A three-wheeled Morgan became the pride of a Hebridean island after it rolled onto Berneray in 1933.
It was the first ever private motor car on the island and it caused quite a stir after arriving on the deck of a trawler.
The car belonged to Finlay Paterson, a merchant and JP, who bought the car, a standard Runabout model, in January 1933.
It became a popular sight around the islands and at least one bride arrived at church in the Morgan on her wedding day.
The car is now a key exhibit at the Lews Castle museum in Stornoway, which was officially launched by First Minister Nicola Sturgeon this week.
The Morgan has returned home to the Hebrides after it was restored by an Edinburgh policeman and donated to the National Museums Scotland.
Records show the Morgan was first registered in Glasgow in 1923 and bought in Inverness two years later.
READ MORE: In pictures: Scotland’s lost motor industry
The first stamp in the log book shows the original owner to be James Donald Scoular, Tigh-na-Hiaradh, Lochmaddy, on North Uist.
In 1931, it was sold to James Donald Scoular of Stornoway who then sold the car onto Mr Paterson.
The car was kept in a wooden shed in Berneray by Mr Paterson’s daughter Bessie following the death of her father, who was also a JP and a ferryman who brought the first motorised boat to his island.
In 1988, a restoration of the Morgan got underway after an Edinburgh police man, Lawrie Sutherland, heard about the car from a fellow officer.
He travelled north, depite a warning from Bessie it would be a waste of time heading north as the shed had blown away.
Mr Sutherland said in an earlier interview: “When the previous owner died, the open two-seater was pushed into a wooden garage virtually on the edge of the Atlantic and left.
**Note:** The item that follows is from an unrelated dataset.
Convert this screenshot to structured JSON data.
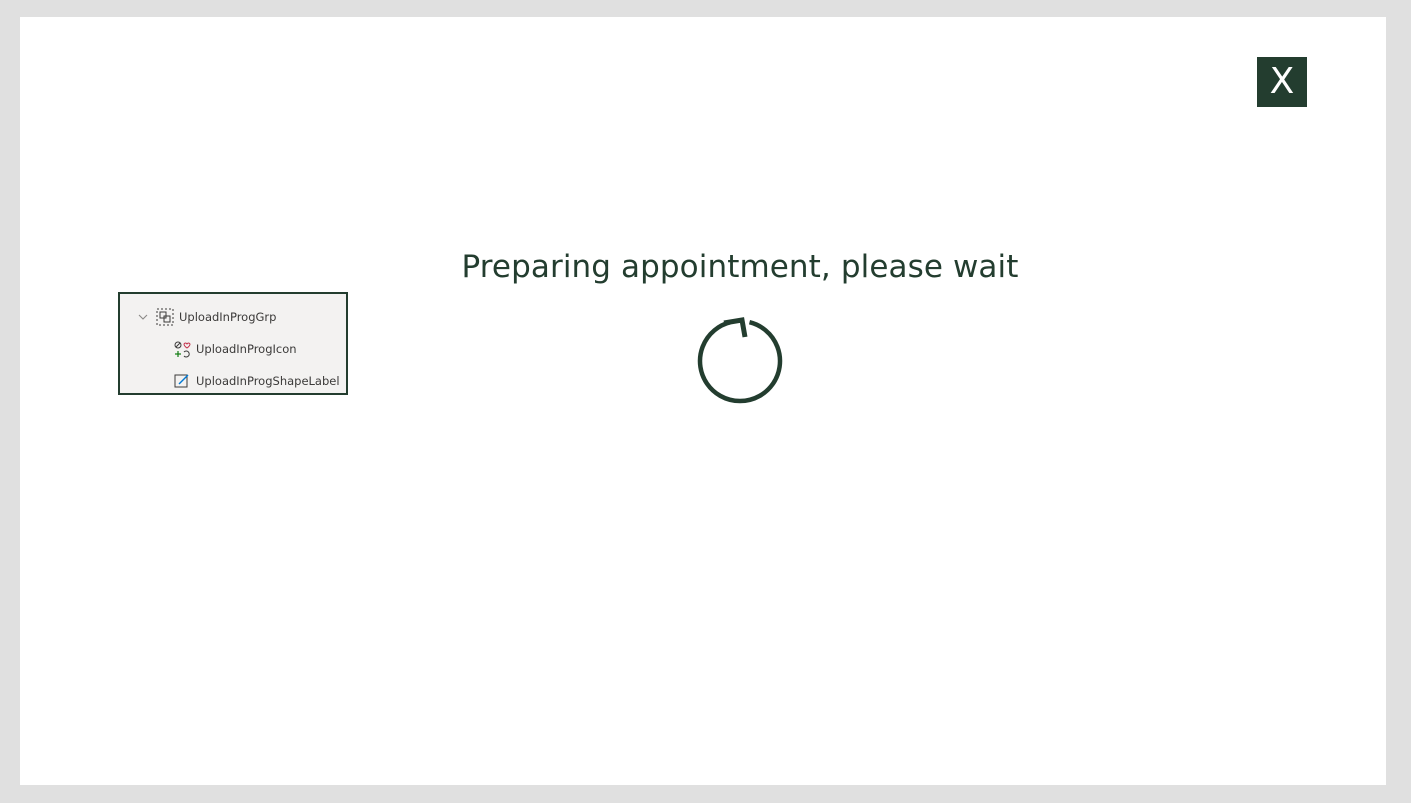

“The ravages of time took their toll, the garage collapsed and the car lay buried and open to all the elements for years.”
It took Mr Sutherland and a colleague about two hours to dig the car free.
Mr Sutherland said in an interview in 1990: “She certainly wasn’t kidding about the state of the car. But after giving it a thorough going over I told her that if I could restore the car to its original condition, I would bring it back one day for her to see. She said that if I did just that I could keep it. It would be mine.”
Documents which were handed to Mr Sutherland show the Morgan cost £128 new with acetylene lights (£139 if fitted with electric lights), and the road fund licence was £4.
Insurance papers from 1932 show the car was insured for travel only on the Outer Hebrides at £3-7-6.
Mr Sutherland donated the car to National Museum of Scotland in March 2000.
Moving the car to the Lews Castle Museum was one of the trickiest tasks for museum staff.
The museum looks at the long human occupation of the Outer Hebrides with people’s relationships with the land, sea, work and community key themes to the curated space.
Through a partnership with the British Museum, six of the world famous Lewis Chessmen take their place as a centrepiece within the main gallery.
The playing pieces, carved from walrus tusk and whalebone some 800 years ago, were discovered on Uig beach on the west coast of Lewis in 1830.
Over one third of the objects on display have been loaned by National Museums Scotland with including a spectacular Viking hack-silver coin hoard also among exhibits.